Un fregio dorico alla
sommità delle pareti della cella era costituito da metope figurate, i cui
personaggi avevano il corpo in arenaria locale mentre la testa e le parti
nude dei corpi femminili erano in marmo pario; si sono conservate quattro
metope intere raffiguranti (in stile severo): Eracle che uccide l'amazzone
Antiope; le nozze di Zeus con Hera; Atteone che viene dilaniato dai cani di
Artemide; Atena che uccide il gigante Encèlado; inoltre una quinta
lacunosa: Apollo e Dafne; tutte conservate al Museo Archeologico di Palermo.
Recenti sondaggi effettuati
intorno e al di sotto del Tempio E hanno rivelato che esso è stato
preceduto da altri due edifici sacri, di cui uno fu distrutto da un incendio
nel 510 a.C. Il Tempio E era dedicato a Hera, come attesterebbe l'iscrizione
di una stele votiva (IG XIV, 271); invece alcuni studiosi (Coarelli-Torelli),
in base a confronti, deducono che debba trattarsi piuttosto di un tempio di
Afrodite.
- Il Tempio
F, il più antico ma anche il più piccolo dei tre, fu costruito fra
il 550 e il 540 a.C. su modello del Tempio C. È fra i templi quello che
maggiormente ha subito spoliazioni.
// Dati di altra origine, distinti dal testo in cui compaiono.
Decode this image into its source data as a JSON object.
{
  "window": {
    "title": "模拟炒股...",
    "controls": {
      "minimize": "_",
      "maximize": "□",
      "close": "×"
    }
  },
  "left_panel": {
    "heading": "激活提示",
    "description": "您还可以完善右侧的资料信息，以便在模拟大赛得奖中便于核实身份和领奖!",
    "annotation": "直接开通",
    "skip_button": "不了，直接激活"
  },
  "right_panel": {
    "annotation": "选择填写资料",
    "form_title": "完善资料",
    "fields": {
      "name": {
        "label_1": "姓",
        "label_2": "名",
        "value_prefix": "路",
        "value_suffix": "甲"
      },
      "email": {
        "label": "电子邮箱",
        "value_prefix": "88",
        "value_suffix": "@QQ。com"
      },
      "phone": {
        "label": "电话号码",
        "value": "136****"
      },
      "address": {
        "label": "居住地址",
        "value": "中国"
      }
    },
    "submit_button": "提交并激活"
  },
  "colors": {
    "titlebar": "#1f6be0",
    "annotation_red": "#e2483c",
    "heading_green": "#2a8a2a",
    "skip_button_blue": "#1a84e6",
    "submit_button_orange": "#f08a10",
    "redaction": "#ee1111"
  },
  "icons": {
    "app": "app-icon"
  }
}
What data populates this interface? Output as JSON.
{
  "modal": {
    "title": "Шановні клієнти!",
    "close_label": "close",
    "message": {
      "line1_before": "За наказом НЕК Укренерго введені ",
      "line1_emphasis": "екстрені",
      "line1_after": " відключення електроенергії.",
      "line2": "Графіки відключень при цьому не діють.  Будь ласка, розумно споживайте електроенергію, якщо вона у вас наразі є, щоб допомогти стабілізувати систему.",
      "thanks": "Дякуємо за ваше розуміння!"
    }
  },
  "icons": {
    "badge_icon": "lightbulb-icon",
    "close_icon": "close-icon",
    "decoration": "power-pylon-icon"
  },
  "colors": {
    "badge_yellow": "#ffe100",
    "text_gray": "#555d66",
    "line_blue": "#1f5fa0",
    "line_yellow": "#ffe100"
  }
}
Presenta un peristilio (lunghezza m
61,83; larghezza m 24,43) di 6 x 14 colonne (altezza m 9,11) caratterizzato
da chiusure in muratura (altezza m 4,70) tra gli intercolumni, con finte
porte dipinte composte da lesene e architravi, mentre l'ingresso vero e
proprio era a est. Non si conosce il motivo di questo apprestamento,
veramente insolito per un tempio greco: si è pensato che fosse suggerito
dalla necessità di proteggere i doni votivi; oppure di impedire ai profani
la visione di riti particolari che venivano svolti al suo interno.
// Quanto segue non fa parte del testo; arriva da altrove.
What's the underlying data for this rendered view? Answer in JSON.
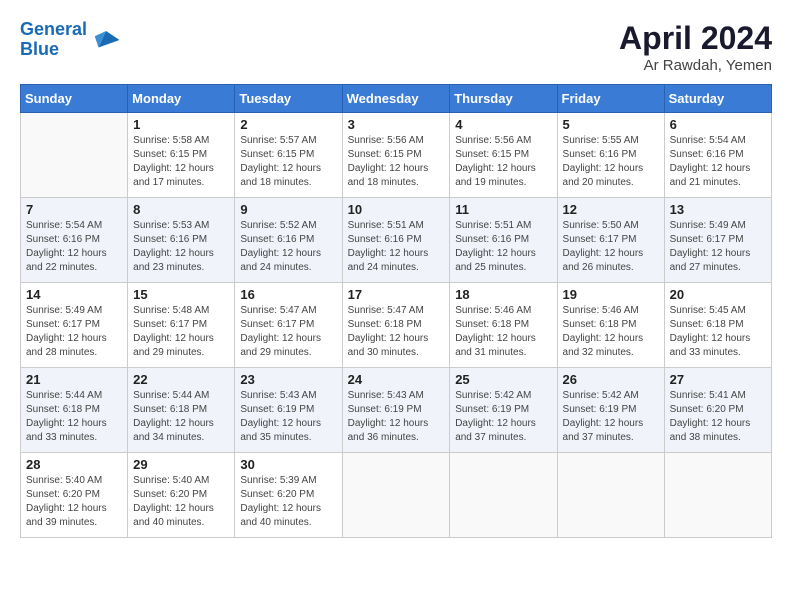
{
  "header": {
    "logo_line1": "General",
    "logo_line2": "Blue",
    "month_title": "April 2024",
    "location": "Ar Rawdah, Yemen"
  },
  "days_of_week": [
    "Sunday",
    "Monday",
    "Tuesday",
    "Wednesday",
    "Thursday",
    "Friday",
    "Saturday"
  ],
  "weeks": [
    [
      {
        "day": "",
        "info": ""
      },
      {
        "day": "1",
        "info": "Sunrise: 5:58 AM\nSunset: 6:15 PM\nDaylight: 12 hours\nand 17 minutes."
      },
      {
        "day": "2",
        "info": "Sunrise: 5:57 AM\nSunset: 6:15 PM\nDaylight: 12 hours\nand 18 minutes."
      },
      {
        "day": "3",
        "info": "Sunrise: 5:56 AM\nSunset: 6:15 PM\nDaylight: 12 hours\nand 18 minutes."
      },
      {
        "day": "4",
        "info": "Sunrise: 5:56 AM\nSunset: 6:15 PM\nDaylight: 12 hours\nand 19 minutes."
      },
      {
        "day": "5",
        "info": "Sunrise: 5:55 AM\nSunset: 6:16 PM\nDaylight: 12 hours\nand 20 minutes."
      },
      {
        "day": "6",
        "info": "Sunrise: 5:54 AM\nSunset: 6:16 PM\nDaylight: 12 hours\nand 21 minutes."
      }
    ],
    [
      {
        "day": "7",
        "info": "Sunrise: 5:54 AM\nSunset: 6:16 PM\nDaylight: 12 hours\nand 22 minutes."
      },
      {
        "day": "8",
        "info": "Sunrise: 5:53 AM\nSunset: 6:16 PM\nDaylight: 12 hours\nand 23 minutes."
      },
      {
        "day": "9",
        "info": "Sunrise: 5:52 AM\nSunset: 6:16 PM\nDaylight: 12 hours\nand 24 minutes."
      },
      {
        "day": "10",
        "info": "Sunrise: 5:51 AM\nSunset: 6:16 PM\nDaylight: 12 hours\nand 24 minutes."
      },
      {
        "day": "11",
        "info": "Sunrise: 5:51 AM\nSunset: 6:16 PM\nDaylight: 12 hours\nand 25 minutes."
      },
      {
        "day": "12",
        "info": "Sunrise: 5:50 AM\nSunset: 6:17 PM\nDaylight: 12 hours\nand 26 minutes."
      },
      {
        "day": "13",
        "info": "Sunrise: 5:49 AM\nSunset: 6:17 PM\nDaylight: 12 hours\nand 27 minutes."
      }
    ],
    [
      {
        "day": "14",
        "info": "Sunrise: 5:49 AM\nSunset: 6:17 PM\nDaylight: 12 hours\nand 28 minutes."
      },
      {
        "day": "15",
        "info": "Sunrise: 5:48 AM\nSunset: 6:17 PM\nDaylight: 12 hours\nand 29 minutes."
      },
      {
        "day": "16",
        "info": "Sunrise: 5:47 AM\nSunset: 6:17 PM\nDaylight: 12 hours\nand 29 minutes."
      },
      {
        "day": "17",
        "info": "Sunrise: 5:47 AM\nSunset: 6:18 PM\nDaylight: 12 hours\nand 30 minutes."
      },
      {
        "day": "18",
        "info": "Sunrise: 5:46 AM\nSunset: 6:18 PM\nDaylight: 12 hours\nand 31 minutes."
      },
      {
        "day": "19",
        "info": "Sunrise: 5:46 AM\nSunset: 6:18 PM\nDaylight: 12 hours\nand 32 minutes."
      },
      {
        "day": "20",
        "info": "Sunrise: 5:45 AM\nSunset: 6:18 PM\nDaylight: 12 hours\nand 33 minutes."
      }
    ],
    [
      {
        "day": "21",
        "info": "Sunrise: 5:44 AM\nSunset: 6:18 PM\nDaylight: 12 hours\nand 33 minutes."
      },
      {
        "day": "22",
        "info": "Sunrise: 5:44 AM\nSunset: 6:18 PM\nDaylight: 12 hours\nand 34 minutes."
      },
      {
        "day": "23",
        "info": "Sunrise: 5:43 AM\nSunset: 6:19 PM\nDaylight: 12 hours\nand 35 minutes."
      },
      {
        "day": "24",
        "info": "Sunrise: 5:43 AM\nSunset: 6:19 PM\nDaylight: 12 hours\nand 36 minutes."
      },
      {
        "day": "25",
        "info": "Sunrise: 5:42 AM\nSunset: 6:19 PM\nDaylight: 12 hours\nand 37 minutes."
      },
      {
        "day": "26",
        "info": "Sunrise: 5:42 AM\nSunset: 6:19 PM\nDaylight: 12 hours\nand 37 minutes."
      },
      {
        "day": "27",
        "info": "Sunrise: 5:41 AM\nSunset: 6:20 PM\nDaylight: 12 hours\nand 38 minutes."
      }
    ],
    [
      {
        "day": "28",
        "info": "Sunrise: 5:40 AM\nSunset: 6:20 PM\nDaylight: 12 hours\nand 39 minutes."
      },
      {
        "day": "29",
        "info": "Sunrise: 5:40 AM\nSunset: 6:20 PM\nDaylight: 12 hours\nand 40 minutes."
      },
      {
        "day": "30",
        "info": "Sunrise: 5:39 AM\nSunset: 6:20 PM\nDaylight: 12 hours\nand 40 minutes."
      },
      {
        "day": "",
        "info": ""
      },
      {
        "day": "",
        "info": ""
      },
      {
        "day": "",
        "info": ""
      },
      {
        "day": "",
        "info": ""
      }
    ]
  ]
}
L'interno è caratterizzato
da un vestibolo delimitato da un secondo ordine di colonne, dal pronao,
cella e adyton collegati in un insieme stretto e lungo (carattere
arcaico). Dalla facciata est sono presenti due metope tardo arcaiche (datate
al 500 a.C.) rinvenute durante gli scavi nel 1823,
che rappresentano Atena e Dioniso in atto di colpire a morte due Giganti,
oggi conservate nel Museo
Archeologico Regionale di Palermo. Il Tempio F era dedicato forse ad
Atena (Maiuri, Moscati), forse a Diòniso (Coarelli-Torelli).
- Il Tempio
G è il più grande di Selinunte (lunghezza m 113,34; larghezza
m 54,05; altezza m 30 circa) e uno dei maggiori del mondo greco. La sua
costruzione, pur protraendosi dal 530 al 409 a.C. (si notano variazioni di
stile durante il lungo periodo costruttivo: dall'arcaico sul lato est al
classico sul lato ovest), rimase tuttavia incompiuta, come risulta
dall'assenza di scanalature in alcune colonne, e dall'esistenza di rocchi di
colonne delle stesse dimensioni a km 10 di distanza, in fase di estrazione,
nelle Cave di
Cusa (vedi sotto). Tra il cumulo terrificante delle sue rovine,
si riconosce un peristilio di 8 x 17 colonne (altezza m 16,27; diametro m
3,41) di cui sta in piedi una sola – ricomposta nel 1832 – (chiamata
"lu fusu di la vecchia").
L'interno
comprendeva: un pronao prostilo a 4 colonne con due profonde ante terminanti
a pilastro, e tre porte di accesso all'ampia cella; una cella molto larga
divisa in tre navate, di cui quella mediana probabilmente "ipetrale"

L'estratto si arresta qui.